28/05/2025 - Por Luiz Eduardo Almeida


A atividade rural é, sem dúvida, um dos pilares econômicos do Brasil e seu sucesso reflete diretamente na saúde financeira do país e, se não bastasse a relevância econômica, a atividade rural exerce papel imprescindível sob a ótica de fornecimento de alimentos à população.

Contudo, devido às diversas intempéries que interferem diretamente no setor, muitos produtores rurais acabam enfrentando graves e imprevistas dificuldades financeiras, colocando em risco suas propriedades e investimentos.

Nesse contexto, entender corretamente o crédito rural e seus mecanismos de prorrogação disponíveis ao produtor é fundamental não apenas para assegurar a continuidade das atividades agrícolas, mas também para preservar o patrimônio rural de forma estratégica.

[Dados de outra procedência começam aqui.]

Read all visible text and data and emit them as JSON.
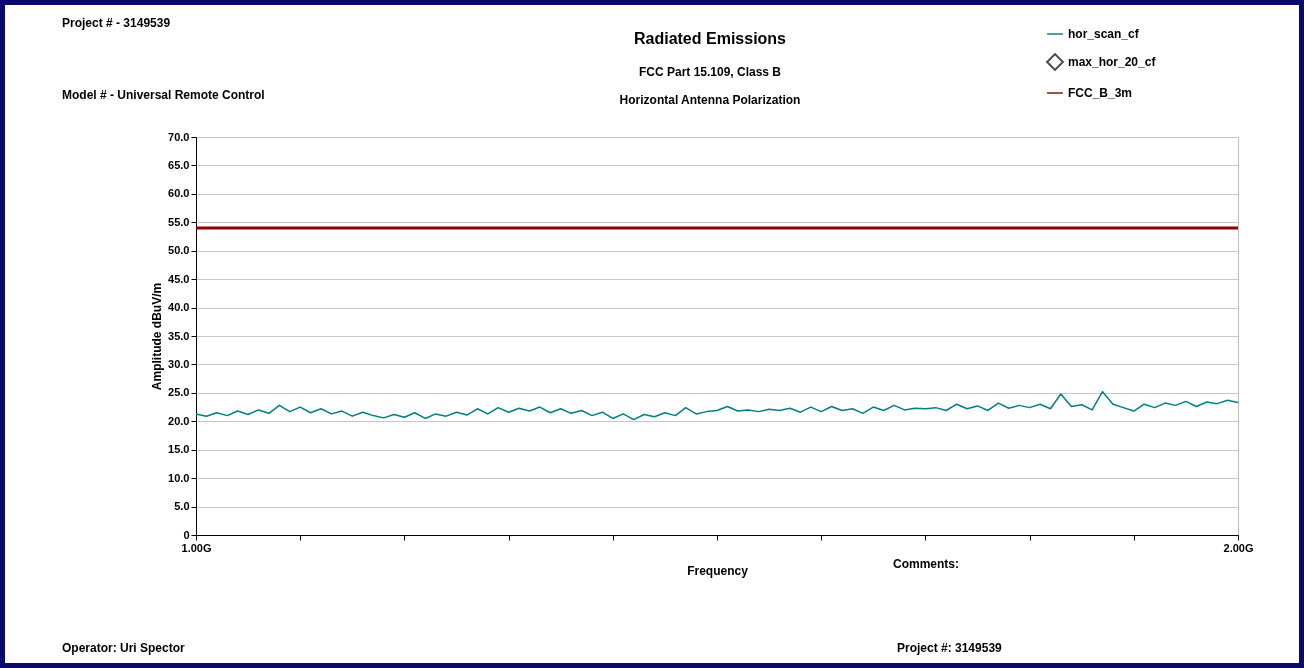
{
  "chart_data": {
    "type": "line",
    "title": "Radiated Emissions",
    "subtitle": "FCC Part 15.109, Class B\nHorizontal Antenna Polarization",
    "xlabel": "Frequency",
    "ylabel": "Amplitude dBuV/m",
    "annotations": [
      "Project # - 3149539",
      "Model # - Universal Remote Control",
      "Comments:",
      "Operator: Uri Spector",
      "Project #: 3149539"
    ],
    "x": [
      1.0,
      1.01,
      1.02,
      1.03,
      1.04,
      1.05,
      1.06,
      1.07,
      1.08,
      1.09,
      1.1,
      1.11,
      1.12,
      1.13,
      1.14,
      1.15,
      1.16,
      1.17,
      1.18,
      1.19,
      1.2,
      1.21,
      1.22,
      1.23,
      1.24,
      1.25,
      1.26,
      1.27,
      1.28,
      1.29,
      1.3,
      1.31,
      1.32,
      1.33,
      1.34,
      1.35,
      1.36,
      1.37,
      1.38,
      1.39,
      1.4,
      1.41,
      1.42,
      1.43,
      1.44,
      1.45,
      1.46,
      1.47,
      1.48,
      1.49,
      1.5,
      1.51,
      1.52,
      1.53,
      1.54,
      1.55,
      1.56,
      1.57,
      1.58,
      1.59,
      1.6,
      1.61,
      1.62,
      1.63,
      1.64,
      1.65,
      1.66,
      1.67,
      1.68,
      1.69,
      1.7,
      1.71,
      1.72,
      1.73,
      1.74,
      1.75,
      1.76,
      1.77,
      1.78,
      1.79,
      1.8,
      1.81,
      1.82,
      1.83,
      1.84,
      1.85,
      1.86,
      1.87,
      1.88,
      1.89,
      1.9,
      1.91,
      1.92,
      1.93,
      1.94,
      1.95,
      1.96,
      1.97,
      1.98,
      1.99,
      2.0
    ],
    "series": [
      {
        "name": "hor_scan_cf",
        "type": "line",
        "color": "#008080",
        "values": [
          21.3,
          20.9,
          21.5,
          21.0,
          21.8,
          21.2,
          22.0,
          21.4,
          22.8,
          21.7,
          22.5,
          21.5,
          22.2,
          21.3,
          21.8,
          20.9,
          21.6,
          21.0,
          20.6,
          21.2,
          20.7,
          21.5,
          20.5,
          21.3,
          20.9,
          21.6,
          21.1,
          22.2,
          21.3,
          22.4,
          21.6,
          22.3,
          21.8,
          22.5,
          21.5,
          22.2,
          21.4,
          21.9,
          21.0,
          21.6,
          20.5,
          21.3,
          20.3,
          21.2,
          20.8,
          21.5,
          21.0,
          22.4,
          21.3,
          21.7,
          21.9,
          22.6,
          21.8,
          22.0,
          21.7,
          22.1,
          21.9,
          22.3,
          21.6,
          22.5,
          21.7,
          22.6,
          21.9,
          22.2,
          21.4,
          22.5,
          21.9,
          22.8,
          22.0,
          22.3,
          22.2,
          22.4,
          21.9,
          23.0,
          22.2,
          22.7,
          21.9,
          23.2,
          22.3,
          22.8,
          22.4,
          23.0,
          22.2,
          24.8,
          22.6,
          22.9,
          22.0,
          25.2,
          23.0,
          22.4,
          21.8,
          23.0,
          22.4,
          23.2,
          22.8,
          23.5,
          22.6,
          23.4,
          23.1,
          23.7,
          23.3
        ]
      },
      {
        "name": "max_hor_20_cf",
        "type": "scatter",
        "marker": "diamond",
        "color": "#000000",
        "values": [
          null,
          null,
          null,
          null,
          null,
          null,
          null,
          null,
          null,
          null,
          null,
          null,
          null,
          null,
          null,
          null,
          null,
          null,
          null,
          null,
          null,
          null,
          null,
          null,
          null,
          null,
          null,
          null,
          null,
          null,
          null,
          null,
          null,
          null,
          null,
          null,
          null,
          null,
          null,
          null,
          null,
          null,
          null,
          null,
          null,
          null,
          null,
          null,
          null,
          null,
          null,
          null,
          null,
          null,
          null,
          null,
          null,
          null,
          null,
          null,
          null,
          null,
          null,
          null,
          null,
          null,
          null,
          null,
          null,
          null,
          null,
          null,
          null,
          null,
          null,
          null,
          null,
          null,
          null,
          null,
          null,
          null,
          null,
          null,
          null,
          null,
          null,
          null,
          null,
          null,
          null,
          null,
          null,
          null,
          null,
          null,
          null,
          null,
          null,
          null,
          null
        ]
      },
      {
        "name": "FCC_B_3m",
        "type": "line",
        "color": "#8b0000",
        "x": [
          1,
          2
        ],
        "values": [
          54,
          54
        ]
      }
    ],
    "xlim": [
      1,
      2
    ],
    "xticks": [
      {
        "value": 1,
        "label": "1.00G"
      },
      {
        "value": 1.1,
        "label": null
      },
      {
        "value": 1.2,
        "label": null
      },
      {
        "value": 1.3,
        "label": null
      },
      {
        "value": 1.4,
        "label": null
      },
      {
        "value": 1.5,
        "label": null
      },
      {
        "value": 1.6,
        "label": null
      },
      {
        "value": 1.7,
        "label": null
      },
      {
        "value": 1.8,
        "label": null
      },
      {
        "value": 1.9,
        "label": null
      },
      {
        "value": 2,
        "label": "2.00G"
      }
    ],
    "ylim": [
      0,
      70
    ],
    "yticks": [
      0,
      {
        "value": 5,
        "label": "5.0"
      },
      {
        "value": 10,
        "label": "10.0"
      },
      {
        "value": 15,
        "label": "15.0"
      },
      {
        "value": 20,
        "label": "20.0"
      },
      {
        "value": 25,
        "label": "25.0"
      },
      {
        "value": 30,
        "label": "30.0"
      },
      {
        "value": 35,
        "label": "35.0"
      },
      {
        "value": 40,
        "label": "40.0"
      },
      {
        "value": 45,
        "label": "45.0"
      },
      {
        "value": 50,
        "label": "50.0"
      },
      {
        "value": 55,
        "label": "55.0"
      },
      {
        "value": 60,
        "label": "60.0"
      },
      {
        "value": 65,
        "label": "65.0"
      },
      {
        "value": 70,
        "label": "70.0"
      }
    ],
    "grid": "y",
    "legend": "top right"
  }
}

Afinal, o que exatamente é o Crédito Rural? 

Em suma, trata-se de um instrumento da política agrícola do Brasil – para muitos, o principal instrumento – substancializado em empréstimos, financiamentos, abertura de crédito e outros mecanismos destinados ao atendimento das necessidades da produção agrícola, visando o fortalecimento do agronegócio nacional. 

É válido apontar que, dada a importância do setor, a Constituição Federal brasileira, em seu artigo 187, corrobora se tratar de política pública essencial promover condições favoráveis ao crédito agrícola, visando assegurar a atividade econômica e o abastecimento alimentar, reforçando o caráter estratégico deste benefício não apenas ao produtor, mas também a toda a sociedade.

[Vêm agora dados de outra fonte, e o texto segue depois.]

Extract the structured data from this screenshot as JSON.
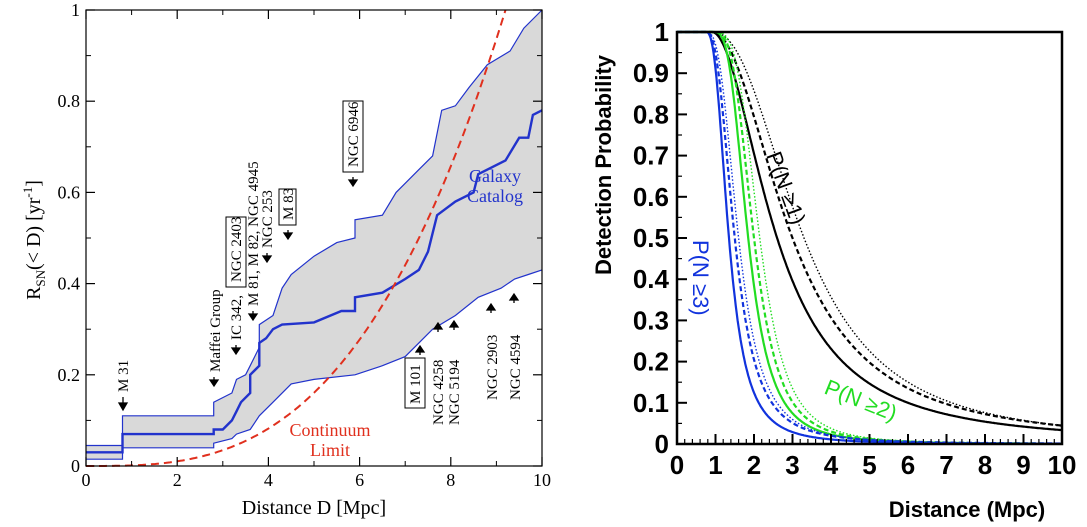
{
  "chart_data": [
    {
      "type": "area",
      "xlabel": "Distance D [Mpc]",
      "ylabel": "R_SN(< D) [yr^-1]",
      "xlim": [
        0,
        10
      ],
      "ylim": [
        0,
        1
      ],
      "x_ticks": [
        "0",
        "2",
        "4",
        "6",
        "8",
        "10"
      ],
      "y_ticks": [
        "0",
        "0.2",
        "0.4",
        "0.6",
        "0.8",
        "1"
      ],
      "grid": false,
      "series": [
        {
          "name": "Galaxy Catalog",
          "color": "#2233cc",
          "points": [
            [
              0,
              0.03
            ],
            [
              0.8,
              0.03
            ],
            [
              0.8,
              0.07
            ],
            [
              2.8,
              0.07
            ],
            [
              2.8,
              0.08
            ],
            [
              3.0,
              0.08
            ],
            [
              3.2,
              0.1
            ],
            [
              3.3,
              0.12
            ],
            [
              3.4,
              0.14
            ],
            [
              3.6,
              0.16
            ],
            [
              3.6,
              0.2
            ],
            [
              3.8,
              0.22
            ],
            [
              3.8,
              0.27
            ],
            [
              3.95,
              0.28
            ],
            [
              4.1,
              0.3
            ],
            [
              4.3,
              0.31
            ],
            [
              5,
              0.315
            ],
            [
              5.6,
              0.34
            ],
            [
              5.9,
              0.34
            ],
            [
              5.9,
              0.37
            ],
            [
              6.5,
              0.38
            ],
            [
              7,
              0.41
            ],
            [
              7.3,
              0.43
            ],
            [
              7.5,
              0.47
            ],
            [
              7.7,
              0.55
            ],
            [
              8.1,
              0.58
            ],
            [
              8.5,
              0.6
            ],
            [
              8.6,
              0.64
            ],
            [
              9.2,
              0.67
            ],
            [
              9.5,
              0.72
            ],
            [
              9.7,
              0.72
            ],
            [
              9.8,
              0.77
            ],
            [
              10,
              0.78
            ]
          ]
        },
        {
          "name": "",
          "color": "#2233cc",
          "points": [
            [
              0,
              0.045
            ],
            [
              0.8,
              0.045
            ],
            [
              0.8,
              0.11
            ],
            [
              2.8,
              0.11
            ],
            [
              2.8,
              0.14
            ],
            [
              3.2,
              0.16
            ],
            [
              3.3,
              0.19
            ],
            [
              3.5,
              0.2
            ],
            [
              3.6,
              0.22
            ],
            [
              3.8,
              0.26
            ],
            [
              3.8,
              0.31
            ],
            [
              4.1,
              0.33
            ],
            [
              4.3,
              0.39
            ],
            [
              4.5,
              0.42
            ],
            [
              5,
              0.46
            ],
            [
              5.5,
              0.49
            ],
            [
              5.9,
              0.5
            ],
            [
              5.9,
              0.54
            ],
            [
              6.5,
              0.55
            ],
            [
              6.8,
              0.6
            ],
            [
              7,
              0.62
            ],
            [
              7.3,
              0.65
            ],
            [
              7.6,
              0.68
            ],
            [
              7.8,
              0.78
            ],
            [
              8.1,
              0.79
            ],
            [
              8.4,
              0.83
            ],
            [
              8.8,
              0.88
            ],
            [
              9.3,
              0.91
            ],
            [
              9.6,
              0.96
            ],
            [
              10,
              1.0
            ]
          ]
        },
        {
          "name": "",
          "color": "#2233cc",
          "points": [
            [
              0,
              0.015
            ],
            [
              0.8,
              0.015
            ],
            [
              0.8,
              0.04
            ],
            [
              2.8,
              0.04
            ],
            [
              2.8,
              0.05
            ],
            [
              3.2,
              0.06
            ],
            [
              3.3,
              0.07
            ],
            [
              3.6,
              0.08
            ],
            [
              3.8,
              0.11
            ],
            [
              4.1,
              0.14
            ],
            [
              4.5,
              0.18
            ],
            [
              5,
              0.19
            ],
            [
              5.9,
              0.2
            ],
            [
              6.5,
              0.22
            ],
            [
              7,
              0.24
            ],
            [
              7.3,
              0.27
            ],
            [
              7.6,
              0.3
            ],
            [
              8.1,
              0.33
            ],
            [
              8.6,
              0.37
            ],
            [
              9.1,
              0.39
            ],
            [
              9.4,
              0.41
            ],
            [
              9.7,
              0.42
            ],
            [
              10,
              0.43
            ]
          ]
        },
        {
          "name": "Continuum Limit",
          "color": "#e0301e",
          "dashed": true,
          "curve": "y = (x/9.2)^3"
        }
      ],
      "annotations": [
        {
          "text": "M 31",
          "boxed": false,
          "x": 0.8,
          "y": 0.14
        },
        {
          "text": "Maffei Group",
          "boxed": false,
          "x": 2.8,
          "y": 0.2
        },
        {
          "text": "IC 342,",
          "boxed": false,
          "x": 3.3,
          "y": 0.25
        },
        {
          "text": "NGC 2403",
          "boxed": true,
          "x": 3.3,
          "y": 0.25
        },
        {
          "text": "M 81, M 82, NGC 4945",
          "boxed": false,
          "x": 3.8,
          "y": 0.34
        },
        {
          "text": "NGC 253",
          "boxed": false,
          "x": 3.95,
          "y": 0.36
        },
        {
          "text": "M 83",
          "boxed": true,
          "x": 4.4,
          "y": 0.5
        },
        {
          "text": "NGC 6946",
          "boxed": true,
          "x": 5.9,
          "y": 0.64
        },
        {
          "text": "M 101",
          "boxed": true,
          "x": 7.4,
          "y": 0.25
        },
        {
          "text": "NGC 4258",
          "boxed": false,
          "x": 7.8,
          "y": 0.3
        },
        {
          "text": "NGC 5194",
          "boxed": false,
          "x": 8.0,
          "y": 0.31
        },
        {
          "text": "NGC 2903",
          "boxed": false,
          "x": 8.9,
          "y": 0.33
        },
        {
          "text": "NGC 4594",
          "boxed": false,
          "x": 9.3,
          "y": 0.38
        }
      ],
      "labels": {
        "galaxy_line1": "Galaxy",
        "galaxy_line2": "Catalog",
        "continuum_line1": "Continuum",
        "continuum_line2": "Limit"
      }
    },
    {
      "type": "line",
      "xlabel": "Distance (Mpc)",
      "ylabel": "Detection Probability",
      "xlim": [
        0,
        10
      ],
      "ylim": [
        0,
        1
      ],
      "x_ticks": [
        "0",
        "1",
        "2",
        "3",
        "4",
        "5",
        "6",
        "7",
        "8",
        "9",
        "10"
      ],
      "y_ticks": [
        "0",
        "0.1",
        "0.2",
        "0.3",
        "0.4",
        "0.5",
        "0.6",
        "0.7",
        "0.8",
        "0.9",
        "1"
      ],
      "grid": false,
      "series": [
        {
          "name": "P(N ≥1)",
          "color": "#000000",
          "styles": [
            "solid",
            "dashed",
            "dotted"
          ],
          "d50": [
            2.6,
            3.0,
            3.3
          ],
          "k": [
            1.15,
            1.1,
            1.0
          ]
        },
        {
          "name": "P(N ≥2)",
          "color": "#22dd22",
          "styles": [
            "solid",
            "dashed",
            "dotted"
          ],
          "d50": [
            1.85,
            2.0,
            2.15
          ],
          "k": [
            0.85,
            0.8,
            0.75
          ]
        },
        {
          "name": "P(N ≥3)",
          "color": "#1133dd",
          "styles": [
            "solid",
            "dashed",
            "dotted"
          ],
          "d50": [
            1.35,
            1.5,
            1.6
          ],
          "k": [
            0.32,
            0.32,
            0.3
          ]
        }
      ],
      "labels": {
        "p1": "P(N ≥1)",
        "p2": "P(N ≥2)",
        "p3": "P(N ≥3)"
      }
    }
  ]
}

Desafios envolvendo a produção rural

Ocorre que, no cotidiano do produtor rural, fatores climáticos desfavoráveis, como estiagens prolongadas ou chuvas intensas, são constantes ameaças ao desenvolvimento das atividades, podendo resultar em perdas significativas de produção e rentabilidade. 

Além das referidas intempéries, há também instabilidades mercadológicas, a exemplo da variação dos preços de commodities agrícolas, o que representa incerteza adicional que afeta diretamente a capacidade financeira do produtor de honrar seus compromissos junto às instituições financeiras.

Em outras palavras, os produtores podem enfrentar diversas circunstâncias imprevisíveis, as quais podem representar verdadeiro óbice à sua produção e venda desta ou, ainda, situação mercadológica tão desfavorável a ponto de não ser financeiramente viável a comercialização imediata dos produtos.

Exatamente em razão dessas instabilidades, em regra caracterizada por verdadeiros fortuitos, é que a lei prevê instrumentos como a prorrogação dos contratos de crédito rural com o intuito de preservar a viabilidade da produção.


O propósito do Crédito Rural 

A fim de esclarecer a aplicabilidade do crédito rural, válido se faz a análise da sua fundamentação legal, que, de forma bastante clara, expõe suas finalidades.

O tema é minuciosamente desenvolvido pela legislação, que dispõe ser objetivo do crédito rural:

Artigo 3º da Lei n.º 4.829/1965:
  1. estimular o incremento ordenado dos investimentos rurais, inclusive para armazenamento, beneficiamento e industrialização dos produtos agropecuários, quando efetuado por cooperativas ou pelo produtor na sua propriedade rural;
  2. favorecer o custeio oportuno e adequado da produção e a comercialização de produtos agropecuários;
  3. possibilitar o fortalecimento econômico dos produtores rurais, notadamente pequenos e médios; 
  4. incentivar a introdução de métodos racionais de produção, visando ao aumento da produtividade e à melhoria do padrão de vida das populações rurais, e à adequada defesa do solo.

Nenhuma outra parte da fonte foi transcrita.